Tonight's dinner featured the Vaquero beans. Flour tortilla for burritos, with corn on the cob, sauteed sweet red onion and yellow summer squash, tomato, avocado and grated cheese on the side. And the recently 'put-up' roasted poblano salsa.

Beans are a great food, wonderful protein. Fresh beans are incredibly rich, satisfying, creamy and have a wonderful mouth feel.( The old, decrepit beans at the grocery store are dusty and stale.) Three cheers for heirloom beans. Try 'em. You'll like 'em.

Pot beans

Rinse one pound of fresh dried beans in cold water, checking for small stones. Soak the beans in cold water to cover by 2" for four to six hours. (Overnight soaking is fine.
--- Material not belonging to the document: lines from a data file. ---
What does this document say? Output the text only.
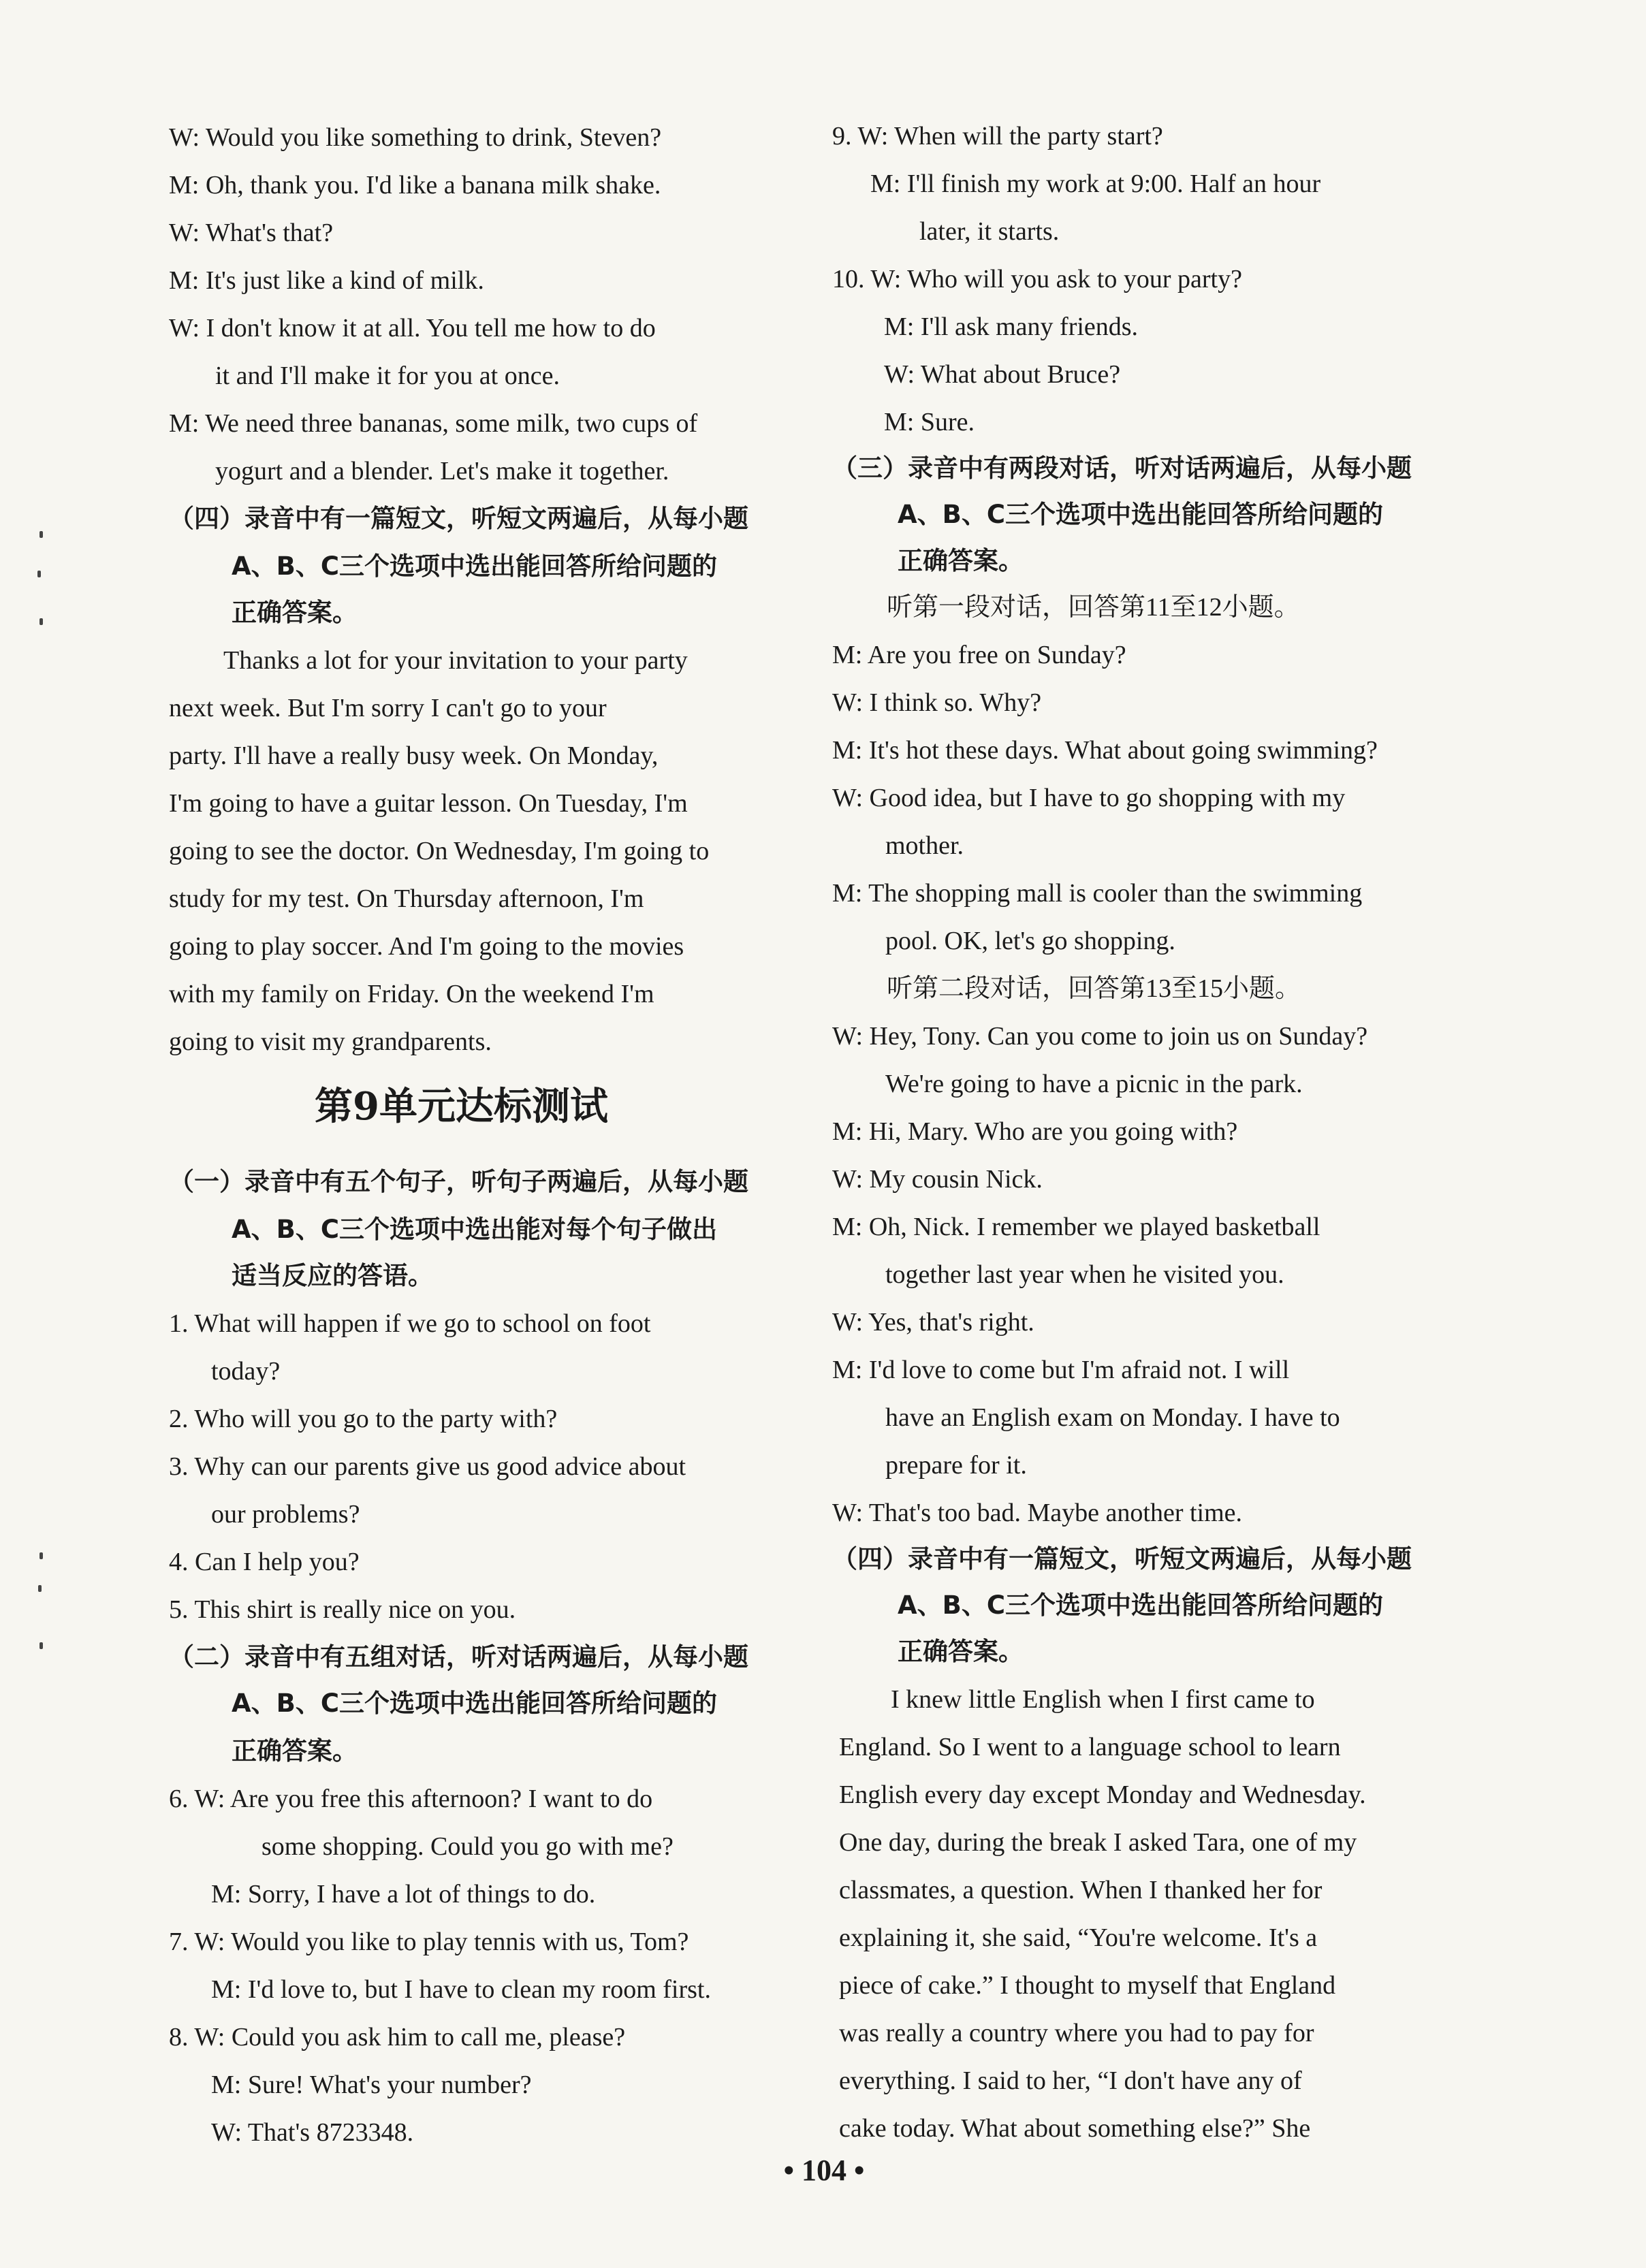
W: Would you like something to drink, Steven?
M: Oh, thank you. I'd like a banana milk shake.
W: What's that?
M: It's just like a kind of milk.
W: I don't know it at all. You tell me how to do
it and I'll make it for you at once.
M: We need three bananas, some milk, two cups of
yogurt and a blender. Let's make it together.
（四）录音中有一篇短文，听短文两遍后，从每小题
A、B、C三个选项中选出能回答所给问题的
正确答案。
Thanks a lot for your invitation to your party
next week. But I'm sorry I can't go to your
party. I'll have a really busy week. On Monday,
I'm going to have a guitar lesson. On Tuesday, I'm
going to see the doctor. On Wednesday, I'm going to
study for my test. On Thursday afternoon, I'm
going to play soccer. And I'm going to the movies
with my family on Friday. On the weekend I'm
going to visit my grandparents.
第9单元达标测试
（一）录音中有五个句子，听句子两遍后，从每小题
A、B、C三个选项中选出能对每个句子做出
适当反应的答语。
1. What will happen if we go to school on foot
today?
2. Who will you go to the party with?
3. Why can our parents give us good advice about
our problems?
4. Can I help you?
5. This shirt is really nice on you.
（二）录音中有五组对话，听对话两遍后，从每小题
A、B、C三个选项中选出能回答所给问题的
正确答案。
6. W: Are you free this afternoon? I want to do
some shopping. Could you go with me?
M: Sorry, I have a lot of things to do.
7. W: Would you like to play tennis with us, Tom?
M: I'd love to, but I have to clean my room first.
8. W: Could you ask him to call me, please?
M: Sure! What's your number?
W: That's 8723348.
9. W: When will the party start?
M: I'll finish my work at 9:00. Half an hour
later, it starts.
10. W: Who will you ask to your party?
M: I'll ask many friends.
W: What about Bruce?
M: Sure.
（三）录音中有两段对话，听对话两遍后，从每小题
A、B、C三个选项中选出能回答所给问题的
正确答案。
听第一段对话，回答第11至12小题。
M: Are you free on Sunday?
W: I think so. Why?
M: It's hot these days. What about going swimming?
W: Good idea, but I have to go shopping with my
mother.
M: The shopping mall is cooler than the swimming
pool. OK, let's go shopping.
听第二段对话，回答第13至15小题。
W: Hey, Tony. Can you come to join us on Sunday?
We're going to have a picnic in the park.
M: Hi, Mary. Who are you going with?
W: My cousin Nick.
M: Oh, Nick. I remember we played basketball
together last year when he visited you.
W: Yes, that's right.
M: I'd love to come but I'm afraid not. I will
have an English exam on Monday. I have to
prepare for it.
W: That's too bad. Maybe another time.
（四）录音中有一篇短文，听短文两遍后，从每小题
A、B、C三个选项中选出能回答所给问题的
正确答案。
I knew little English when I first came to
England. So I went to a language school to learn
English every day except Monday and Wednesday.
One day, during the break I asked Tara, one of my
classmates, a question. When I thanked her for
explaining it, she said, “You're welcome. It's a
piece of cake.” I thought to myself that England
was really a country where you had to pay for
everything. I said to her, “I don't have any of
cake today. What about something else?” She
• 104 •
I generally start the beans soaking at breakfast, then cook them later in the afternoon.)

In a large, heavy stockpot (5 qt.), put beans, one onion, rough chopped, one tablespoon butter, and enough boiling water to cover the beans by two inches. I make ours vegetarian, but if you want to add a piece of salt pork, or a ham knuckle, go right ahead. And if you're vegan, omit the butter, but stir in 1 Tbls. good oil at the end of cooking.

Bring the beans to a boil, then back off the heat to a lazy simmer and cover, cooking for 2-4 hours, depending on the bean. Test every 30 min. or so after the beans have been cooking for two hours. When nearly tender, add 1-2 tsp kosher salt.

Now the beans are ready to be eaten, as is, or made into anything else - just use as you would canned beans.